I used the Castle Favorite (along with the Cavalry Charge) recently in a dance reconstruction class in Novosibirsk, Russia, as an exercise for my students in reconstructing basic ragtime dance variations. They mostly came up with pretty much the same result I did, after some clarification of "over" vs. "over to" (as in "Draw the right over to the left.") All props to them, since they were forced to work in a language they don't speak natively!
The Castle Favorite is done in a standard close ballroom hold, traveling along the line of dance, with the gentleman going forward and the lady backward. The gentleman's steps are given below; the lady dances opposite.
The Castle Favorite
12 Two walking steps: left, right [two other steps removed for musicality]
3&4& Four trots: left, right, left, right
1&2 Hop on the right foot, step left, and close the right foot without weight
3&4 Hop on the left foot, step right, and close the left foot without weight
Counted as slow and quick steps, this would be SS QQQQ QQS QQS.

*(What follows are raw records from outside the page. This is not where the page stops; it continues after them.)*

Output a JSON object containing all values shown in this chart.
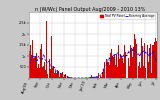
{
  "title": "n (W/Wc) Panel Output Aug/2009 - 2010 13%",
  "bg_color": "#c8c8c8",
  "plot_bg": "#ffffff",
  "grid_color": "#bbbbbb",
  "bar_color": "#dd0000",
  "avg_color": "#0000bb",
  "avg_style": "--",
  "ylim": [
    0,
    3000
  ],
  "yticks": [
    500,
    1000,
    1500,
    2000,
    2500
  ],
  "ytick_labels": [
    "500",
    "1k",
    "1.5k",
    "2k",
    "2.5k"
  ],
  "num_bars": 365,
  "legend_items": [
    "Total PV Panel",
    "Running Average"
  ],
  "legend_colors": [
    "#dd0000",
    "#0000bb"
  ],
  "tick_fontsize": 2.5,
  "title_fontsize": 3.5
}
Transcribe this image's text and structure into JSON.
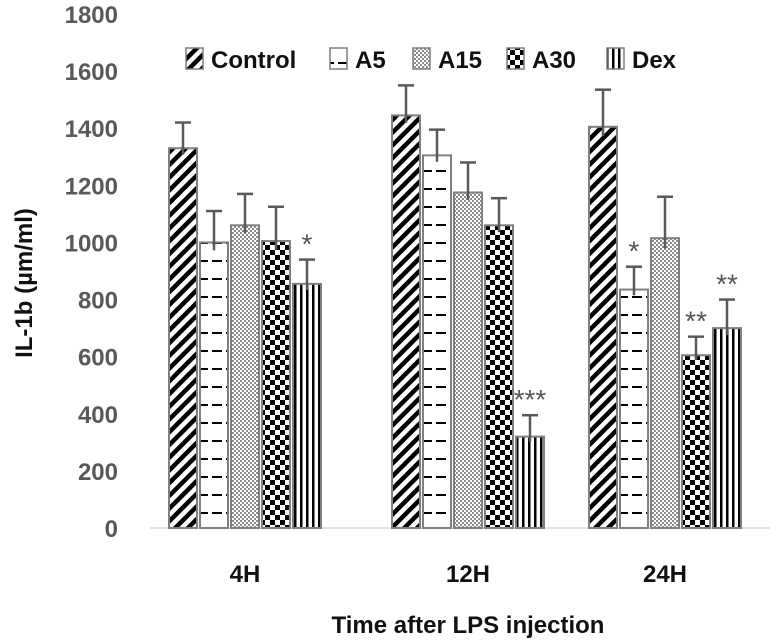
{
  "chart_data": {
    "type": "bar",
    "title": "",
    "xlabel": "Time after LPS injection",
    "ylabel": "IL-1b (µm/ml)",
    "ylim": [
      0,
      1800
    ],
    "yticks": [
      0,
      200,
      400,
      600,
      800,
      1000,
      1200,
      1400,
      1600,
      1800
    ],
    "categories": [
      "4H",
      "12H",
      "24H"
    ],
    "legend_position": "top",
    "series": [
      {
        "name": "Control",
        "pattern": "diagonal",
        "values": [
          1330,
          1445,
          1405
        ],
        "errors": [
          90,
          105,
          130
        ],
        "significance": [
          "",
          "",
          ""
        ]
      },
      {
        "name": "A5",
        "pattern": "dashes",
        "values": [
          1000,
          1305,
          835
        ],
        "errors": [
          110,
          90,
          80
        ],
        "significance": [
          "",
          "",
          "*"
        ]
      },
      {
        "name": "A15",
        "pattern": "dots",
        "values": [
          1060,
          1175,
          1015
        ],
        "errors": [
          110,
          105,
          145
        ],
        "significance": [
          "",
          "",
          ""
        ]
      },
      {
        "name": "A30",
        "pattern": "checker",
        "values": [
          1005,
          1060,
          605
        ],
        "errors": [
          120,
          95,
          65
        ],
        "significance": [
          "",
          "",
          "**"
        ]
      },
      {
        "name": "Dex",
        "pattern": "vertical",
        "values": [
          855,
          320,
          700
        ],
        "errors": [
          85,
          75,
          100
        ],
        "significance": [
          "*",
          "***",
          "**"
        ]
      }
    ]
  }
}
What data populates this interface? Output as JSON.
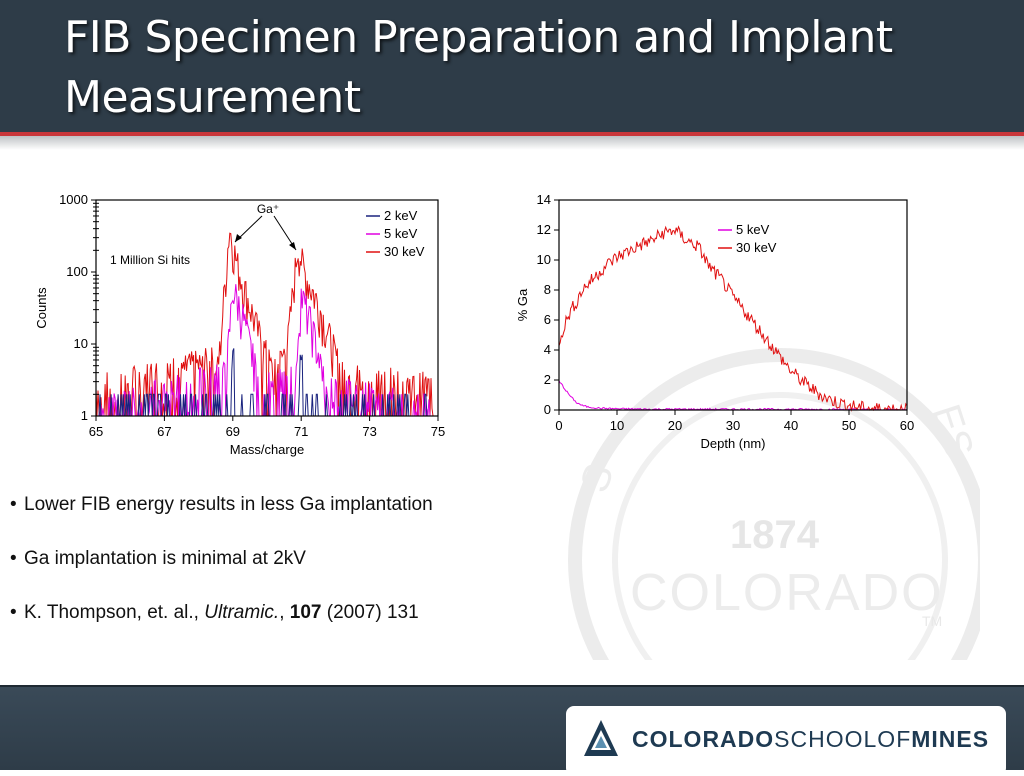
{
  "slide": {
    "title": "FIB Specimen Preparation and Implant Measurement"
  },
  "bullets": [
    {
      "text": "Lower FIB energy results in less Ga implantation"
    },
    {
      "text": "Ga implantation is minimal at 2kV"
    },
    {
      "prefix": "K. Thompson, et. al., ",
      "journal": "Ultramic.",
      "sep": ", ",
      "volume": "107",
      "suffix": " (2007) 131"
    }
  ],
  "watermark": {
    "year": "1874",
    "word": "COLORADO",
    "letters_left": "S",
    "letters_right": "ES",
    "tm": "TM"
  },
  "logo": {
    "part1": "COLORADO",
    "part2": "SCHOOLOF",
    "part3": "MINES"
  },
  "colors": {
    "header": "#2e3c48",
    "accent": "#c9363a",
    "series_2kev": "#1a237e",
    "series_5kev": "#e000e0",
    "series_30kev": "#e01010"
  },
  "chart_data": [
    {
      "type": "line",
      "xlabel": "Mass/charge",
      "ylabel": "Counts",
      "xlim": [
        65,
        75
      ],
      "ylim": [
        1,
        1000
      ],
      "yscale": "log",
      "xticks": [
        "65",
        "67",
        "69",
        "71",
        "73",
        "75"
      ],
      "yticks": [
        "1",
        "10",
        "100",
        "1000"
      ],
      "legend_position": "top-right",
      "annotations": [
        "1 Million Si hits",
        "Ga⁺"
      ],
      "series": [
        {
          "name": "2 keV",
          "x": [
            65,
            68.9,
            69.0,
            69.1,
            70.9,
            71.0,
            71.1,
            75
          ],
          "y": [
            1,
            1,
            8,
            1,
            1,
            6,
            1,
            1
          ]
        },
        {
          "name": "5 keV",
          "x": [
            65,
            68.8,
            69.0,
            69.3,
            69.6,
            69.8,
            70.8,
            71.0,
            71.3,
            71.6,
            71.8,
            75
          ],
          "y": [
            1,
            3,
            50,
            20,
            5,
            2,
            3,
            40,
            15,
            4,
            2,
            1
          ]
        },
        {
          "name": "30 keV",
          "x": [
            65,
            68.6,
            68.9,
            69.1,
            69.4,
            69.8,
            70.2,
            70.6,
            70.9,
            71.1,
            71.5,
            71.9,
            72.2,
            75
          ],
          "y": [
            2,
            5,
            350,
            120,
            40,
            10,
            3,
            8,
            200,
            80,
            30,
            8,
            3,
            2
          ]
        }
      ]
    },
    {
      "type": "line",
      "xlabel": "Depth (nm)",
      "ylabel": "% Ga",
      "xlim": [
        0,
        60
      ],
      "ylim": [
        0,
        14
      ],
      "xticks": [
        "0",
        "10",
        "20",
        "30",
        "40",
        "50",
        "60"
      ],
      "yticks": [
        "0",
        "2",
        "4",
        "6",
        "8",
        "10",
        "12",
        "14"
      ],
      "legend_position": "top-right",
      "series": [
        {
          "name": "5 keV",
          "x": [
            0,
            0.5,
            1,
            2,
            3,
            4,
            5,
            7,
            10,
            15,
            20,
            30,
            45,
            60
          ],
          "y": [
            1.9,
            1.7,
            1.4,
            0.9,
            0.5,
            0.3,
            0.2,
            0.12,
            0.08,
            0.05,
            0.05,
            0.05,
            0.04,
            0.02
          ]
        },
        {
          "name": "30 keV",
          "x": [
            0,
            1,
            2,
            3,
            4,
            6,
            8,
            10,
            12,
            14,
            16,
            18,
            20,
            22,
            24,
            26,
            28,
            30,
            32,
            34,
            36,
            38,
            40,
            42,
            44,
            46,
            48,
            50,
            52,
            55,
            60
          ],
          "y": [
            4.6,
            5.7,
            6.6,
            7.2,
            8.0,
            8.8,
            9.6,
            10.2,
            10.6,
            11.0,
            11.3,
            11.8,
            12.0,
            11.3,
            10.9,
            9.5,
            8.7,
            7.5,
            6.6,
            5.6,
            4.6,
            3.6,
            2.6,
            1.9,
            1.3,
            0.8,
            0.5,
            0.3,
            0.15,
            0.08,
            0.05
          ]
        }
      ]
    }
  ]
}
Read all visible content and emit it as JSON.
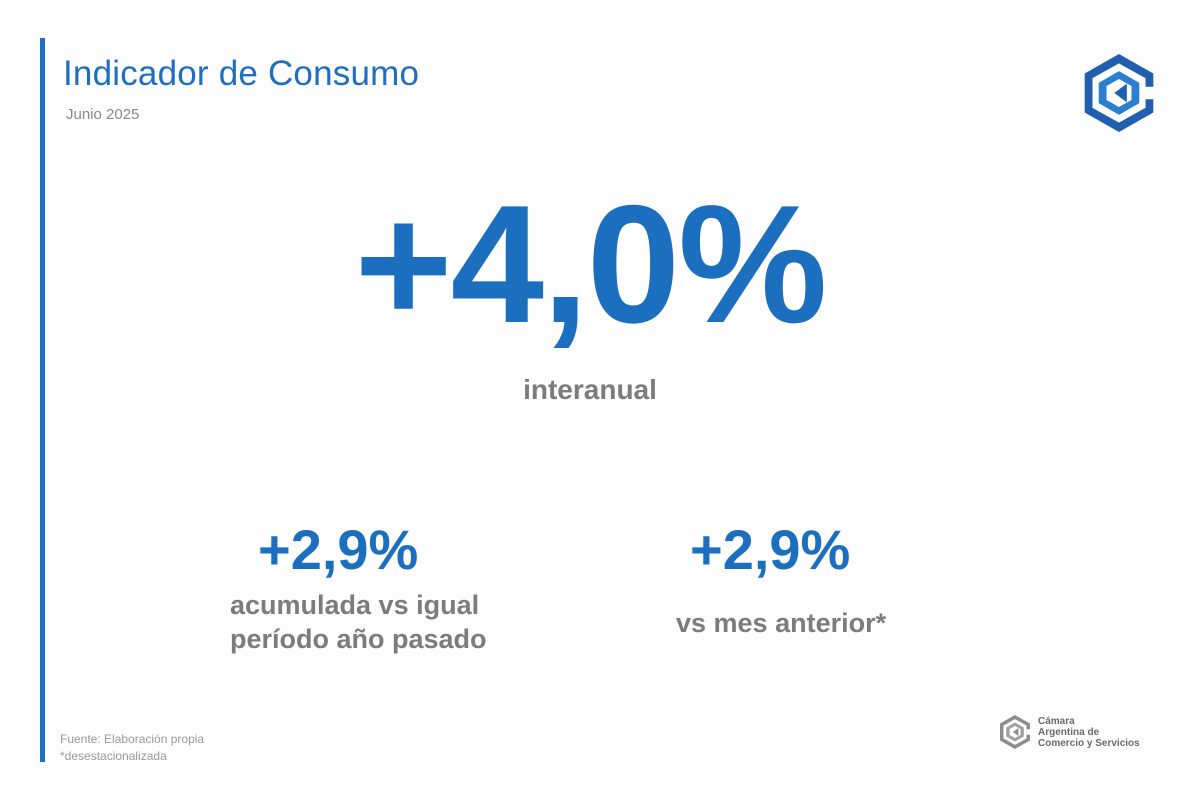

For social use: the hop is easily led; the lady will feel it immediately. The only remotely tricky bit is making sure that the closes of the feet in the third and fourth bars are without weight. The gentleman needs to make it clear that his weight is staying on the original foot. But it's more likely that a lady unfamiliar with the variation will not close her foot at all, or simply let it drift in, since closing without weight is not a very leadable movement.
Note that as in the Cavalry Charge, I have modified Lee's opening to eliminate an additional two slow steps at the beginning because I find Lee's tendency to do a three-bar introductory sequence (four walks and four trots) irritating and the resulting five-bar sequence musically annoying to dance. (I discussed this in more detail in my post on that variation, here.)